Several days after the funeral I assured Mum we’d be okay. She nodded uncertainly and climbed into her Japanese hatchback. Steve’s mother phoned from England. I sighed when she said she’d been in a theater audience to see the famous medium Doris Stokes. Apparently Doris had called her up onstage and said she had a message from Sam. Doris told her Sam wanted us to know he was all right. I’d nodded impatiently when Steve passed this on. Every spiritual medium says the same thing. Doris went on to describe a strange new setup Sam was in. Like boarding school, but more fun. Just as I was about to make derogatory comments about English mediums and their tendency to re-create images involving pubs, tearooms and scenes that were quintessentially British, there was one more thing. Steve’s mother said she had no idea what Doris was talking about, but perhaps it made sense to us. Sam said it was okay. Rob could keep his watch.
Forever. Sam was gone forever. How long was that going to be? Was it some kind of infinity? The symbol for infinity is a figure eight. If I waited long enough in some universal bus shelter would Sam spiral back to me?
Never. I’d never see him again. Not unless I believed in heaven, reincarnation or the boarding school of Doris Stokes. I couldn’t imagine Sam at boarding school, even one run by angels. He’d find out what the rules were and break them straightaway so he could be expelled and sent home.
If any of those other realities, present or future, existed I had no access to them. Nevertheless, I liked to think I’d inherited some of my dad’s connection to the nonphysical world. One of his favorite quotes from Shakespeare was: “There are more things in heaven and earth, Horatio, than are dreamt of in your philosophy.”
Dad often spoke of the near-death experience he’d had as a young man on an operating table. He’d shot up a tunnel of sparkling light to meet some wonderful people at the top. He was overjoyed to be there, but then a voice told him gently, “I’m sorry. You have to go back.”
Hurtling down that tunnel back to the ordinary world was, he said, the biggest disappointment of his life. The experience left him open-minded about ghosts, nature spirits, Ouija boards, any form of spirituality that wasn’t what he called “churchianity.” He’d met too many people who’d claimed to be Christian while demonstrating none of Jesus’ more admirable traits.
Dad certainly was an unusual person. With his delphinium blue eyes he had a habit of looking not so much through people as around them. He often gave the impression of carrying out a conversation simultaneously with the person and their invisible companions.
Some people are happy to die on a golf course. Dad managed his equivalent during the interval of a concert he’d taken Mum and me to when the boys were still small.

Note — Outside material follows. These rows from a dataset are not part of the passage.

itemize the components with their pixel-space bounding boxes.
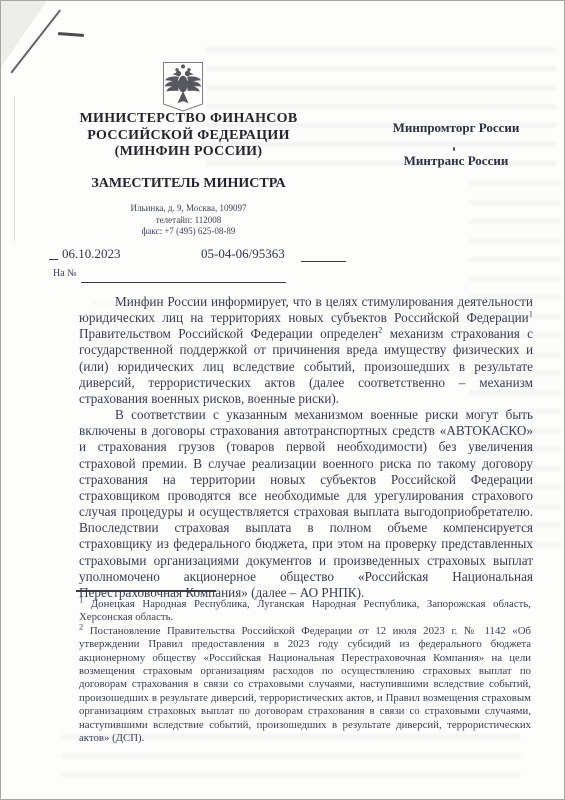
body-paragraph-1: Минфин России информирует, что в целях с… [79,294,533,407]
letter-number: 05-04-06/95363 [201,246,285,262]
letter-date: 06.10.2023 [62,246,121,262]
footnote-2-text: Постановление Правительства Российской Ф… [79,625,531,744]
footnotes-block: 1 Донецкая Народная Республика, Луганска… [79,598,531,745]
body-p1-text-b: Правительством Российской Федерации опре… [79,326,378,341]
ministry-name-line2: РОССИЙСКОЙ ФЕДЕРАЦИИ [41,128,336,145]
body-p1-text-a: Минфин России информирует, что в целях с… [79,294,533,325]
official-position-title: ЗАМЕСТИТЕЛЬ МИНИСТРА [41,176,336,192]
reply-to-label: На № [53,268,77,279]
recipient-minpromtorg: Минпромторг России [341,120,565,136]
page-edge-shadow [14,96,15,241]
scan-dash-mark [58,32,84,37]
ministry-name-line1: МИНИСТЕРСТВО ФИНАНСОВ [41,111,336,128]
footnote-1: 1 Донецкая Народная Республика, Луганска… [79,598,531,625]
footnote-ref-1: 1 [529,309,533,319]
russia-coat-of-arms-icon [161,61,205,118]
ministry-address-block: Ильинка, д. 9, Москва, 109097 телетайп: … [41,203,336,238]
recipients-block: Минпромторг России Минтранс России [341,120,565,169]
scan-speck [453,147,455,151]
address-fax: факс: +7 (495) 625-08-89 [41,226,336,238]
body-paragraph-2: В соответствии с указанным механизмом во… [79,407,533,601]
scanned-letter-page: МИНИСТЕРСТВО ФИНАНСОВ РОССИЙСКОЙ ФЕДЕРАЦ… [0,0,565,800]
letter-body: Минфин России информирует, что в целях с… [79,294,533,601]
reply-to-underline [81,282,286,283]
footnote-2: 2 Постановление Правительства Российской… [79,625,531,746]
ministry-name-line3: (МИНФИН РОССИИ) [41,144,336,161]
date-underscore-line [49,259,58,260]
recipient-mintrans: Минтранс России [341,153,565,169]
footnote-separator-rule [76,590,216,592]
ministry-name-block: МИНИСТЕРСТВО ФИНАНСОВ РОССИЙСКОЙ ФЕДЕРАЦ… [41,111,336,161]
footnote-1-text: Донецкая Народная Республика, Луганская … [79,598,531,623]
address-teletype: телетайп: 112008 [41,215,336,227]
number-underscore-line [301,261,346,262]
address-street: Ильинка, д. 9, Москва, 109097 [41,203,336,215]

Having just heard his favorite Bruch violin concerto, he turned to me and said, “God, the acoustics in here are great.” His head suddenly drooped over his chest and he let out a cry of pain. I put my arm on his shoulder and asked if he was okay. He raised his head, gazed at a point above the stage and smiled ecstastically. This time whoever was at the top of the tunnel was saying, “Come on up!” and Dad couldn’t wait to get there.

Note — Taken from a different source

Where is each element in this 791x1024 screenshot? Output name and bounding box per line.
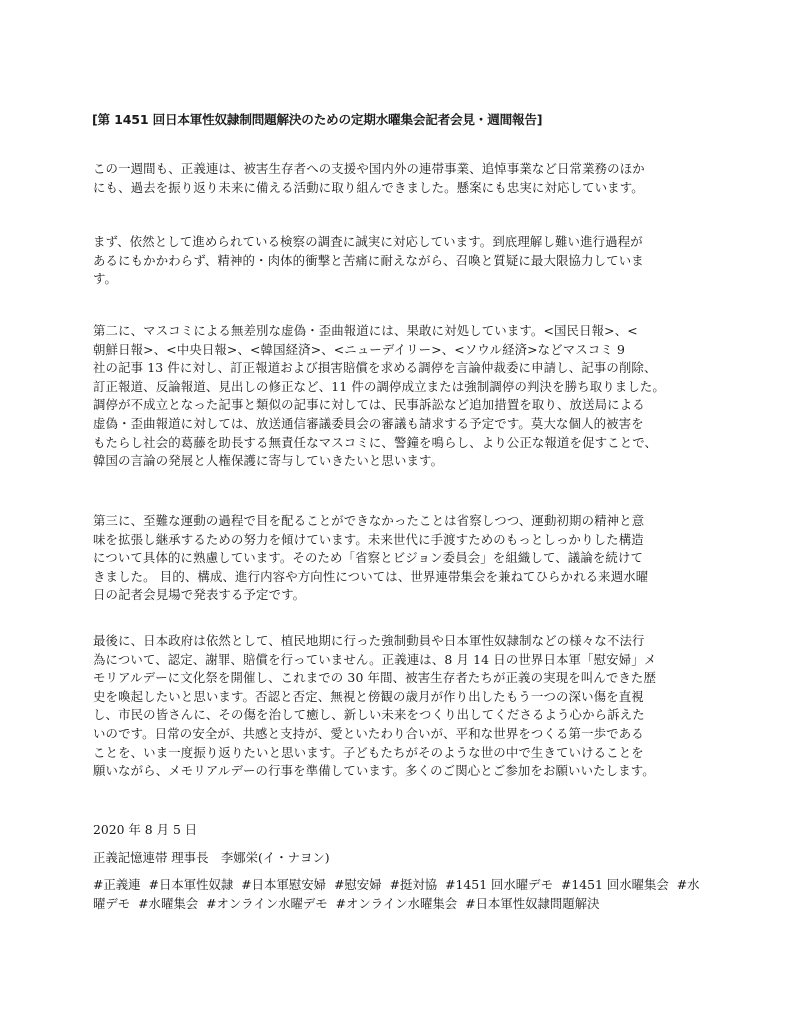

While it was a shock for us, it was a perfect death for Dad. He’d been ready and willing. Longing for him to return seemed nothing short of selfish. But Sam was another matter. I searched for signs Sam might still be with us. If a curtain trembled there was always a breeze to account for it. On the wall I saw a shadow that resembled Sam’s head, but it was simply the branches of a tree fern waving outside.
The only message we found were the words “Dumb Bell” scribbled in green felt pen in his handwriting high on a bedroom wall that Steve had started wallpapering. Sam would’ve had to climb a ladder to get up there to accomplish his graffiti. It was typical of our son to dispel expectations with a joke. If he was telling us anything it was he thought we were idiots for wallowing in our misery.